Scholarships and mentorship for beauty professionals.

A parent entity with three children — each its own audience and entry point, all inheriting shared DNA.

3 · Brand Positioning — The four pillars

Luxury

Editorial restraint. Wealth that doesn't try.

Convenience

The service comes to her client's door.

Faith

Belief as the foundation, not a footnote.

Legacy

Built to outlast her — doors held open behind her.

4 · Voice — She is / She is not

She is

  • Authored
  • Intentional
  • Quietly certain
  • Elevated
  • Purpose-driven

She is not

  • Loud
  • Transactional
  • Apologetic
  • Decorative for its own sake
  • Chasing

5 · Visual Identity — Black, white & chrome

Ink black
Paper white
Chrome

Chrome over gold: it pierces through where gold settles. (Recreated in this site's palette as a clean web section — original brand colors shown for fidelity.)

Outcome

The honest outcomeFaye Hair stopped being a service and became Favour Pieri — a brand with rooms to fill. The gap between how she saw herself and how the world saw her closed.

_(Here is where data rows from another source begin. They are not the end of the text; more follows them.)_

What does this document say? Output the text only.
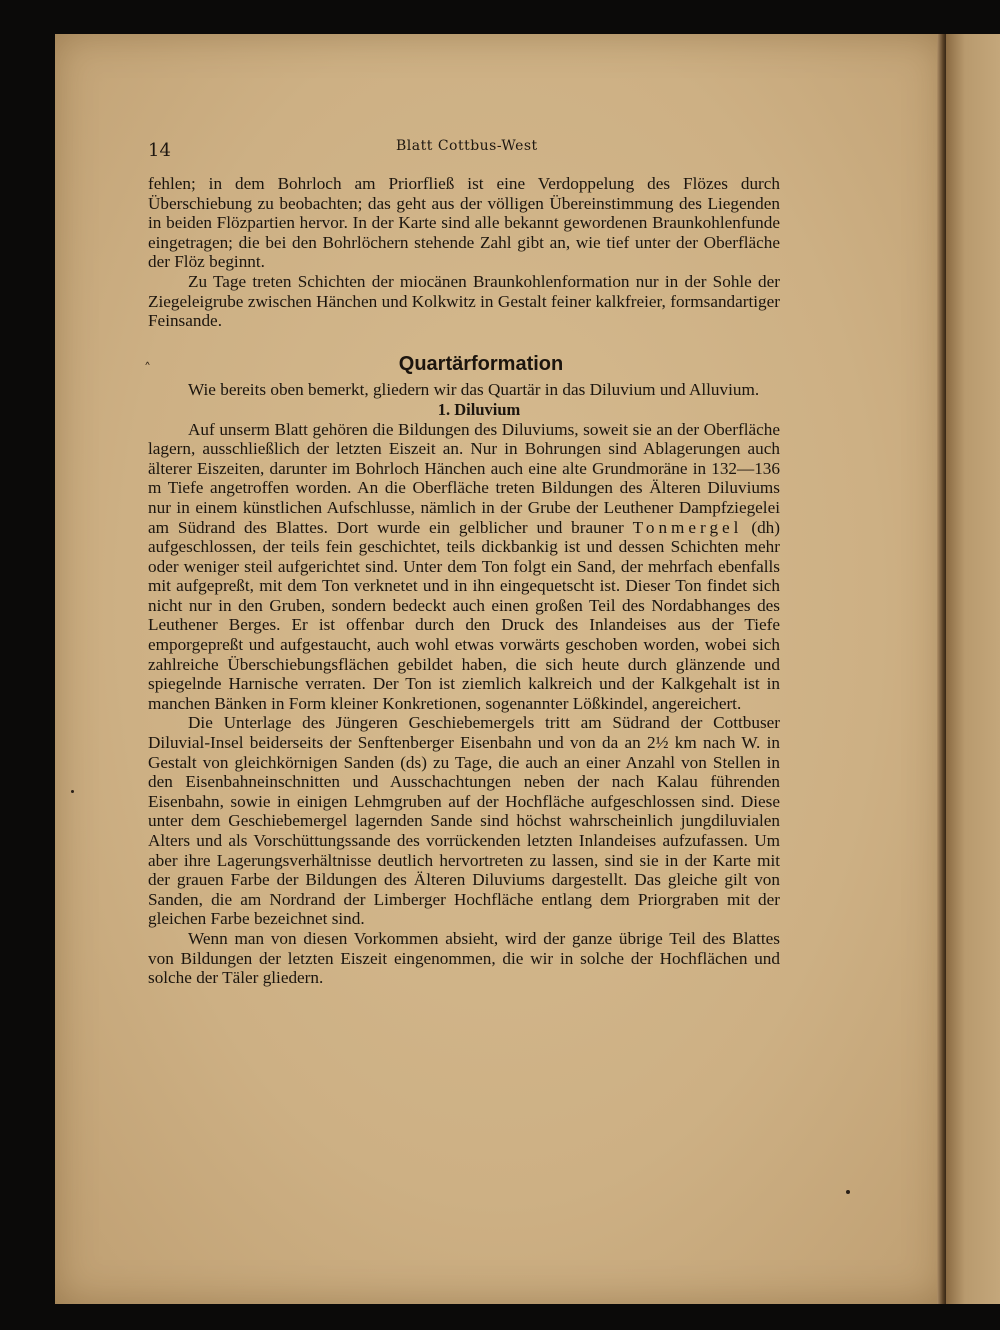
14	Blatt Cottbus-West
˄

fehlen; in dem Bohrloch am Priorfließ ist eine Verdoppelung des Flözes durch Überschiebung zu beobachten; das geht aus der völligen Übereinstimmung des Liegenden in beiden Flözpartien hervor. In der Karte sind alle bekannt gewordenen Braunkohlenfunde eingetragen; die bei den Bohrlöchern stehende Zahl gibt an, wie tief unter der Oberfläche der Flöz beginnt.

Zu Tage treten Schichten der miocänen Braunkohlenformation nur in der Sohle der Ziegeleigrube zwischen Hänchen und Kolkwitz in Gestalt feiner kalkfreier, formsandartiger Feinsande.

Quartärformation

Wie bereits oben bemerkt, gliedern wir das Quartär in das Diluvium und Alluvium.

1. Diluvium

Auf unserm Blatt gehören die Bildungen des Diluviums, soweit sie an der Oberfläche lagern, ausschließlich der letzten Eiszeit an. Nur in Bohrungen sind Ablagerungen auch älterer Eiszeiten, darunter im Bohrloch Hänchen auch eine alte Grundmoräne in 132—136 m Tiefe angetroffen worden. An die Oberfläche treten Bildungen des Älteren Diluviums nur in einem künstlichen Aufschlusse, nämlich in der Grube der Leuthener Dampfziegelei am Südrand des Blattes. Dort wurde ein gelblicher und brauner Tonmergel (dh) aufgeschlossen, der teils fein geschichtet, teils dickbankig ist und dessen Schichten mehr oder weniger steil aufgerichtet sind. Unter dem Ton folgt ein Sand, der mehrfach ebenfalls mit aufgepreßt, mit dem Ton verknetet und in ihn eingequetscht ist. Dieser Ton findet sich nicht nur in den Gruben, sondern bedeckt auch einen großen Teil des Nordabhanges des Leuthener Berges. Er ist offenbar durch den Druck des Inlandeises aus der Tiefe emporgepreßt und aufgestaucht, auch wohl etwas vorwärts geschoben worden, wobei sich zahlreiche Überschiebungsflächen gebildet haben, die sich heute durch glänzende und spiegelnde Harnische verraten. Der Ton ist ziemlich kalkreich und der Kalkgehalt ist in manchen Bänken in Form kleiner Konkretionen, sogenannter Lößkindel, angereichert.

Die Unterlage des Jüngeren Geschiebemergels tritt am Südrand der Cottbuser Diluvial-Insel beiderseits der Senftenberger Eisenbahn und von da an 2½ km nach W. in Gestalt von gleichkörnigen Sanden (ds) zu Tage, die auch an einer Anzahl von Stellen in den Eisenbahneinschnitten und Ausschachtungen neben der nach Kalau führenden Eisenbahn, sowie in einigen Lehmgruben auf der Hochfläche aufgeschlossen sind. Diese unter dem Geschiebemergel lagernden Sande sind höchst wahrscheinlich jungdiluvialen Alters und als Vorschüttungssande des vorrückenden letzten Inlandeises aufzufassen. Um aber ihre Lagerungsverhältnisse deutlich hervortreten zu lassen, sind sie in der Karte mit der grauen Farbe der Bildungen des Älteren Diluviums dargestellt. Das gleiche gilt von Sanden, die am Nordrand der Limberger Hochfläche entlang dem Priorgraben mit der gleichen Farbe bezeichnet sind.

Wenn man von diesen Vorkommen absieht, wird der ganze übrige Teil des Blattes von Bildungen der letzten Eiszeit eingenommen, die wir in solche der Hochflächen und solche der Täler gliedern.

The tell is the architecture itself. A stylist gets a logo. A house gets an architecture — a structured system for how the brand grows into products, education, and community. Building that document was the moment the repositioning became real.

"This is luxuryyyy. My mouth is physically open."

That reaction is the outcome I care about. Not because it's flattering — because it means the brand finally matched the woman behind it.

What this proves

  • Competitive analysis — found the unclaimed market territory.
  • Audience segmentation — built three personas, found the through-line.
  • Information architecture — structured a parent/child brand taxonomy.
  • Synthesis — distilled messy market observation into one defensible position.
  • Content adaptation — redesigned a strategy doc for a new medium.

Reflection

What I learned / what I'd do differently

What I learned: positioning is subtraction. The strongest move wasn't adding more — it was refusing every quadrant the competition already crowded.

What I'd do differently: I'd validate the positioning with a few of her actual dream clients before finalizing — show them the territory and confirm the belief-led framing pulls them in. I designed it from market observation; I'd want to test it against real voices next.